EV cars

Electric vehicle (EV) sales continue to grow robustly, but they are not meeting the high expectations of car manufacturers and other companies that have invested significant funds in the EV sector. The surge in interest rates is affecting the plans of climate regulators and automakers to expedite the transition to EVs, as highlighted by the termination of the GM-Honda partnership and a warning from a battery manufacturer.

While EV sales are on the rise, they might fall short of expectations in the coming year due to global economic uncertainties, according to Lee Chang-sil, the CFO of South Korean battery maker LG Energy Solution.

Furthermore, on the same day, Honda and General Motors announced the abandonment of their $5 billion plan to jointly develop affordable EVs, only a year after initiating the project. GM is now focusing on fulfilling current EV demand rather than achieving specific volume targets.

Concerns about high interest rates affecting consumers’ ability to afford EVs were raised by Tesla CEO Elon Musk. He emphasized the importance of the monthly payment for car buyers and suggested that high interest rates could make it harder for people to purchase EVs.
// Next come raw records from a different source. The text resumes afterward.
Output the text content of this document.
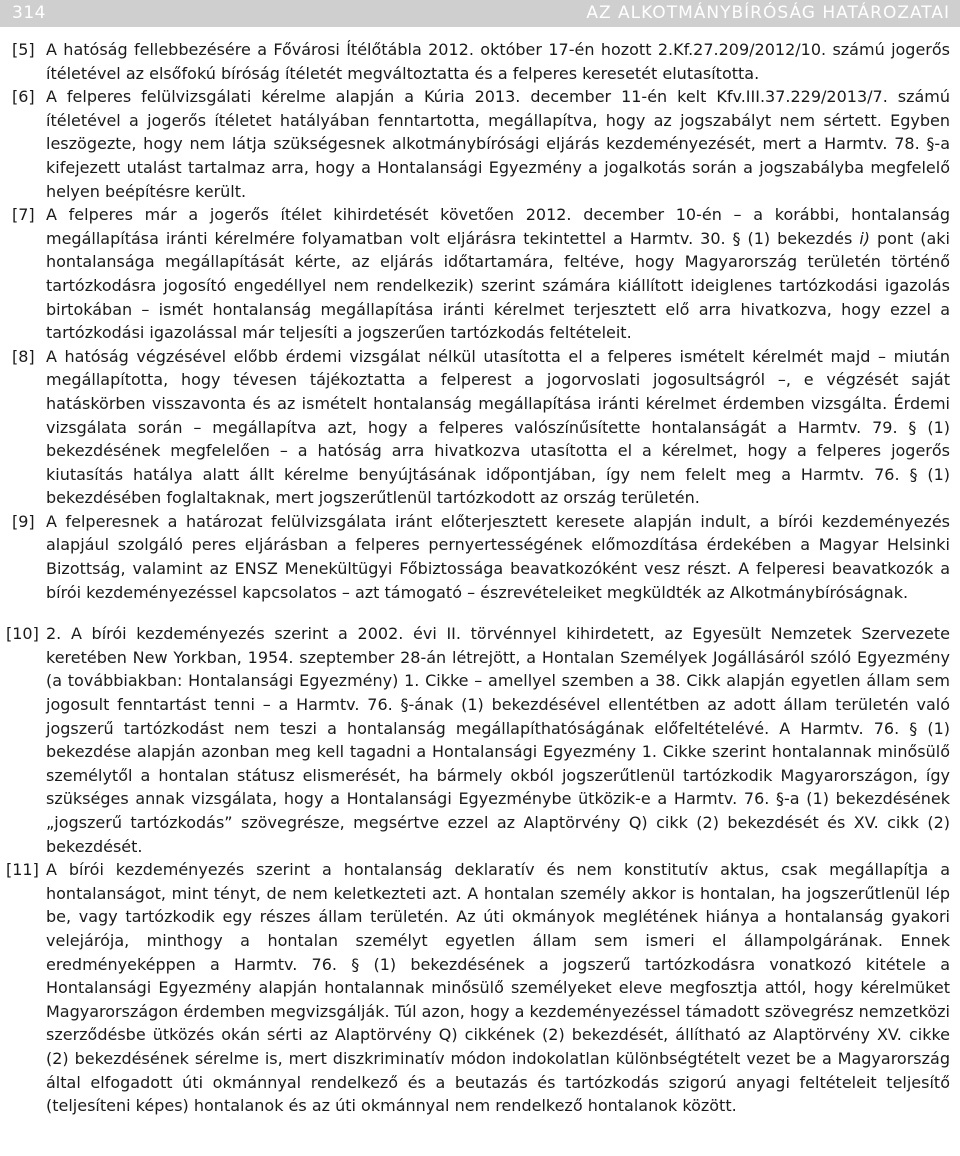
314	AZ ALKOTMÁNYBÍRÓSÁG HATÁROZATAI

[5] A hatóság fellebbezésére a Fővárosi Ítélőtábla 2012. október 17-én hozott 2.Kf.27.209/2012/10. számú jogerős ítéletével az elsőfokú bíróság ítéletét megváltoztatta és a felperes keresetét elutasította.

[6] A felperes felülvizsgálati kérelme alapján a Kúria 2013. december 11-én kelt Kfv.III.37.229/2013/7. számú ítéletével a jogerős ítéletet hatályában fenntartotta, megállapítva, hogy az jogszabályt nem sértett. Egyben leszögezte, hogy nem látja szükségesnek alkotmánybírósági eljárás kezdeményezését, mert a Harmtv. 78. §-a kifejezett utalást tartalmaz arra, hogy a Hontalansági Egyezmény a jogalkotás során a jogszabályba megfelelő helyen beépítésre került.

[7] A felperes már a jogerős ítélet kihirdetését követően 2012. december 10-én – a korábbi, hontalanság megállapítása iránti kérelmére folyamatban volt eljárásra tekintettel a Harmtv. 30. § (1) bekezdés i) pont (aki hontalansága megállapítását kérte, az eljárás időtartamára, feltéve, hogy Magyarország területén történő tartózkodásra jogosító engedéllyel nem rendelkezik) szerint számára kiállított ideiglenes tartózkodási igazolás birtokában – ismét hontalanság megállapítása iránti kérelmet terjesztett elő arra hivatkozva, hogy ezzel a tartózkodási igazolással már teljesíti a jogszerűen tartózkodás feltételeit.

[8] A hatóság végzésével előbb érdemi vizsgálat nélkül utasította el a felperes ismételt kérelmét majd – miután megállapította, hogy tévesen tájékoztatta a felperest a jogorvoslati jogosultságról –, e végzését saját hatáskörben visszavonta és az ismételt hontalanság megállapítása iránti kérelmet érdemben vizsgálta. Érdemi vizsgálata során – megállapítva azt, hogy a felperes valószínűsítette hontalanságát a Harmtv. 79. § (1) bekezdésének megfelelően – a hatóság arra hivatkozva utasította el a kérelmet, hogy a felperes jogerős kiutasítás hatálya alatt állt kérelme benyújtásának időpontjában, így nem felelt meg a Harmtv. 76. § (1) bekezdésében foglaltaknak, mert jogszerűtlenül tartózkodott az ország területén.

[9] A felperesnek a határozat felülvizsgálata iránt előterjesztett keresete alapján indult, a bírói kezdeményezés alapjául szolgáló peres eljárásban a felperes pernyertességének előmozdítása érdekében a Magyar Helsinki Bizottság, valamint az ENSZ Menekültügyi Főbiztossága beavatkozóként vesz részt. A felperesi beavatkozók a bírói kezdeményezéssel kapcsolatos – azt támogató – észrevételeiket megküldték az Alkotmánybíróságnak.

[10] 2. A bírói kezdeményezés szerint a 2002. évi II. törvénnyel kihirdetett, az Egyesült Nemzetek Szervezete keretében New Yorkban, 1954. szeptember 28-án létrejött, a Hontalan Személyek Jogállásáról szóló Egyezmény (a továbbiakban: Hontalansági Egyezmény) 1. Cikke – amellyel szemben a 38. Cikk alapján egyetlen állam sem jogosult fenntartást tenni – a Harmtv. 76. §-ának (1) bekezdésével ellentétben az adott állam területén való jogszerű tartózkodást nem teszi a hontalanság megállapíthatóságának előfeltételévé. A Harmtv. 76. § (1) bekezdése alapján azonban meg kell tagadni a Hontalansági Egyezmény 1. Cikke szerint hontalannak minősülő személytől a hontalan státusz elismerését, ha bármely okból jogszerűtlenül tartózkodik Magyarországon, így szükséges annak vizsgálata, hogy a Hontalansági Egyezménybe ütközik-e a Harmtv. 76. §-a (1) bekezdésének „jogszerű tartózkodás” szövegrésze, megsértve ezzel az Alaptörvény Q) cikk (2) bekezdését és XV. cikk (2) bekezdését.

[11] A bírói kezdeményezés szerint a hontalanság deklaratív és nem konstitutív aktus, csak megállapítja a hontalanságot, mint tényt, de nem keletkezteti azt. A hontalan személy akkor is hontalan, ha jogszerűtlenül lép be, vagy tartózkodik egy részes állam területén. Az úti okmányok meglétének hiánya a hontalanság gyakori velejárója, minthogy a hontalan személyt egyetlen állam sem ismeri el állampolgárának. Ennek eredményeképpen a Harmtv. 76. § (1) bekezdésének a jogszerű tartózkodásra vonatkozó kitétele a Hontalansági Egyezmény alapján hontalannak minősülő személyeket eleve megfosztja attól, hogy kérelmüket Magyarországon érdemben megvizsgálják. Túl azon, hogy a kezdeményezéssel támadott szövegrész nemzetközi szerződésbe ütközés okán sérti az Alaptörvény Q) cikkének (2) bekezdését, állítható az Alaptörvény XV. cikke (2) bekezdésének sérelme is, mert diszkriminatív módon indokolatlan különbségtételt vezet be a Magyarország által elfogadott úti okmánnyal rendelkező és a beutazás és tartózkodás szigorú anyagi feltételeit teljesítő (teljesíteni képes) hontalanok és az úti okmánnyal nem rendelkező hontalanok között.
Other automakers are expressing similar caution. Germany’s Volkswagen recently lowered its profit margin outlook for the year, citing negative impacts from raw material hedges. These materials are essential for EV batteries. As EV demand softens, raw material prices have also decreased, including materials heavily used in batteries like lithium and cobalt.

Ford temporarily reduced one of three shifts at the plant manufacturing its electric F-150 Lightning pickup truck, and they shifted their investment focus to commercial vehicles and hybrids.

Japan’s Nidec faced a significant decline in its share prices, primarily due to concerns about its prospects in the challenging Chinese EV market.

China’s CATL, the world’s largest EV battery manufacturer, reported a weaker third-quarter profit due to slowing demand and intense competition, resulting in a decline in its market share in China.